Jim Perlman's celebrated Holy Cow! Press has re‑published two of Meridel Le Sueur's stories for children, both originally published during the post‑war political witch hunt era when the author could beat the blacklist by publishing stories only children might fully understand. Both stories tell the tale of freedom, true democracy, and the renewal of life and literature through nature.
Little Brother is for young readers; that is, the vocabulary is not complex but the ideas are too simple for the over‑ educate, over‑indoctrinated to comprehend. Le Sueur's Johnny Appleseed is not only a combination of Buddha and St. Francis but is in addition the model for the writer/poet who creates with no hope for immediate gain. And of course the merchants and those who see only short‑term profits laugh: "What an idea, carrying seed like a bird!" But his Buddha‑like compassion, his ability to speak with the animals, and his love of literature sustain him. While attending the wounded from a battle between Indians and whites "A bullet hit him square in the middle." He was unharmed: "He took out the big book he had in his blouse and there was the bullet gone clean through the book but it hadn't scratched his skin." Le Sueur, like any decent poet, merges message with language in a way perhaps only children, or those like Appleseed who attempt to be pure in heart, can appreciate. When Appleseed meets the frontier log‑slitter Abe Lincoln they both express their love for democracy through their language. They measure their heights and the seed planter says, "Well, I'm as tall for me as you are tall for you." Her faith in the democratic voice of genuine people might help children see the cynicism of the language of politics and commerce that assails us all. Le Sueur gives us with this short tale the bright side of the dark myth of avarice and greed that is the story of the whiteman's push ever west across the land of America. The book contains drawings by Suzy Sansom and an historical afterward about Le Sueur and Jonathan Chapman (1775‑1847), pioneer and mystic, who the children called Johnny Appleseed.

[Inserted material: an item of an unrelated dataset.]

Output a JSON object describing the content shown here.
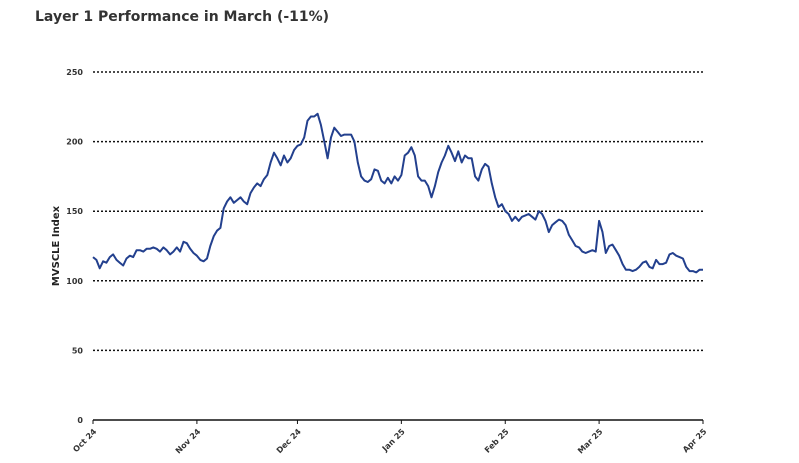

Sparrow Hawk tells the story of two youths, the Indian Sparrow Hawk and his white friend Huck, living along the Mississippi in 1832 in the heart of the heart of the country. This story might be considered a continuation of that planted by Johnny Appleseed. It ends in tragedy, but there is the hope, the essential optimism of the writer, that the message of resurrection, the essential optimism of the fruit of the earth, will triumph. The story is as much about the value of corn, economic and spiritual, as it is about the two boys' friendship. Le Sueur sings the song of the corn plant, establishing in a simple story about and for the young the corn plant as symbol for true democracy. We need to remember that it was the Indian nations that provided Benjamin Franklin and Thomas Jefferson with their model for democratic government not the Greek model adopted by the slave holding south. And we need to remember that the corn plant is nature's model for such organization, not the corn plant as we know it homogenized to grow to a standard height to accommodate the machinery to harvest it, but the corn plant as cultivated by the Indians so that it adapts to every growing condition and with kernels of all colors, white, red, black, yellow. Sparrow Hawk is a treasure, a tale of good and of evil; in short, a genuine story. The book is illustrated by Robert Desjarlait, with a forward by Vine Deloria, Jr. Praised by the New York Times upon first publication, the book needs to be praised again as we pass the story on to our own children. It belongs in all schools and library, and in our own homes.